Little Big Adventure: Re-releases Review

I pretend I’m a nice person, but I’ve got a racist secret. I have a lifelong gut-level problem with French animation. It started with Robo Story in the ’80s. My enduring memory of this cartoon is a cowering robot helmet called the White Wriggler. That’s not right, is it? Calling a character the White Wriggler? Anyway, he was exposed in the spotlight of a disembodied voice known as the Revered Reverence. This was such a lazy caricature of power-hungry evil, that even as a seven-year-old child I thought “well, this character fails to capture the mundanity of evil, and has ruined names based on religious tautology for me.” Divine Divinity never stood a chance.


Since then, French animation has left me cold. From Robo Story to Belleville Rendezvous, from the hollow attempts to mimic human emotion in The True Story of Puss’n Boots to the dead-eyed opening jokes about prison rape in Mars: War Logs, all leave me feeling like my bones have been drained of marrow. It feels like my skin is retreating from every point on my body and attempting to turn liquid and squirt out of my coccyx. It’s not something I’m proud of, but it’s difficult to control: when I started playing Little Big Adventure, I felt my scalp attempting to slide down my spine, and my brain whispered “hold on, Log this feels a bit... French.”

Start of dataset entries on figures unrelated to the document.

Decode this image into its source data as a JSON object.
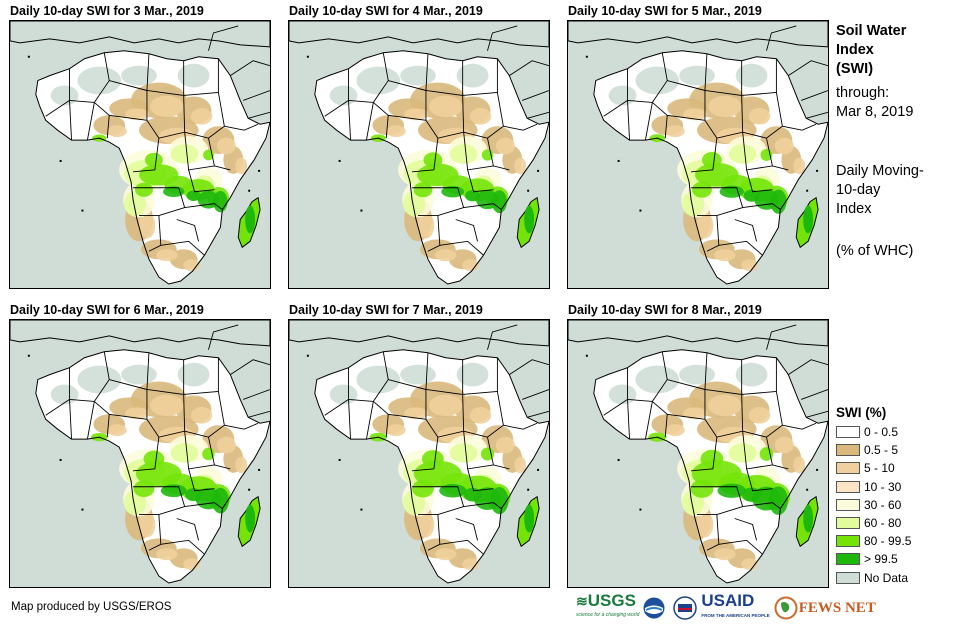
{
  "panels": [
    {
      "title": "Daily 10-day SWI for 3 Mar., 2019"
    },
    {
      "title": "Daily 10-day SWI for 4 Mar., 2019"
    },
    {
      "title": "Daily 10-day SWI for 5 Mar., 2019"
    },
    {
      "title": "Daily 10-day SWI for 6 Mar., 2019"
    },
    {
      "title": "Daily 10-day SWI for 7 Mar., 2019"
    },
    {
      "title": "Daily 10-day SWI for 8 Mar., 2019"
    }
  ],
  "info": {
    "title_line1": "Soil Water",
    "title_line2": "Index",
    "title_line3": "(SWI)",
    "through_label": "through:",
    "through_date": "Mar 8, 2019",
    "desc_line1": "Daily Moving-",
    "desc_line2": "10-day",
    "desc_line3": "Index",
    "units": "(% of WHC)"
  },
  "legend": {
    "title": "SWI (%)",
    "items": [
      {
        "label": "0 - 0.5",
        "color": "#ffffff"
      },
      {
        "label": "0.5 - 5",
        "color": "#d9b97c"
      },
      {
        "label": "5 - 10",
        "color": "#f0d09c"
      },
      {
        "label": "10 - 30",
        "color": "#fde4c4"
      },
      {
        "label": "30 - 60",
        "color": "#fcfcdc"
      },
      {
        "label": "60 - 80",
        "color": "#e2fc9c"
      },
      {
        "label": "80 - 99.5",
        "color": "#74e408"
      },
      {
        "label": "> 99.5",
        "color": "#1eb80c"
      },
      {
        "label": "No Data",
        "color": "#cfddd6"
      }
    ]
  },
  "credit": "Map produced by USGS/EROS",
  "logos": [
    "USGS",
    "NOAA",
    "USAID",
    "FEWS NET"
  ],
  "logo_captions": {
    "usgs": "science for a changing world",
    "usaid": "FROM THE AMERICAN PEOPLE"
  },
  "colors": {
    "ocean": "#cfddd6",
    "land": "#ffffff",
    "border": "#000000"
  }
}
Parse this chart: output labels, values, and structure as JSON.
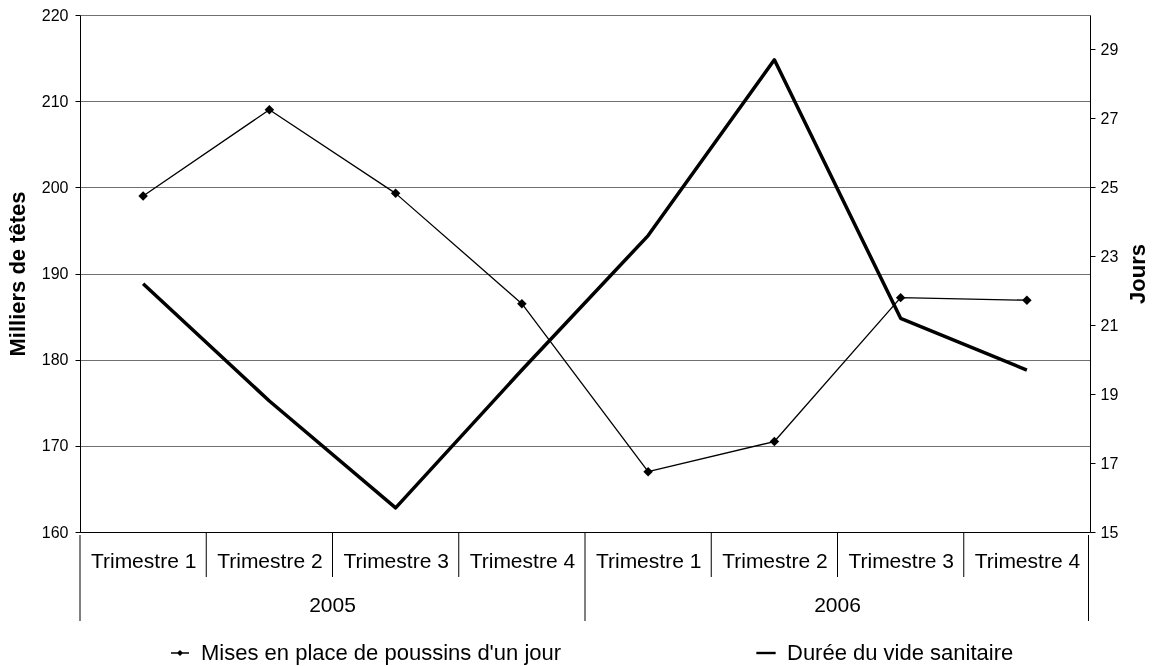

So that’s the level of hateful prejudice we’re dealing with here. It’s why I can sympathise with recent gate-related events in the games industry because I know what it’s like to feel irrational, knee-jerk disgust at the creative output of an arbitrary group of people. It’s also why I was quietly thrilled to enjoy Little Big Adventure. Perhaps this could be my healing bridge, my path to finally enjoying Les Nouvelles Adventures de Lucky Luke. For starters, any game that starts with an overlong history of a planet, only to then destroy that planet, has to win points for dickin’ wid ya.

Twinsen, our ungainly hero, has ‘stances’. With old-school tank controls, your stance mainly decides what the hell the spacebar does. Be aggressive, and it’ll swing a punch. Basically, all the moves we’re used to having dedicated buttons for, have been parcelled up into stances, because this was the olden days, and things only lookedsimple back then.

And lest you thought this game was twee, with a villain called Dr Funfrock, and races called the Grobos, Queequogs, Slurpy WahWahs, Wiffleparps and several other insufferable names I just made up, this is also a game in which you murder a nurse. Then a doctor. Then another guy who’s guilty of nothing more than being about to press a button. Then another nurse and another doctor, before talking to a rabbit. It’s like a mix of American Psycho and Donnie Darko.

LBA has some charm, but its main utility for me was to make me feel less prejudiced.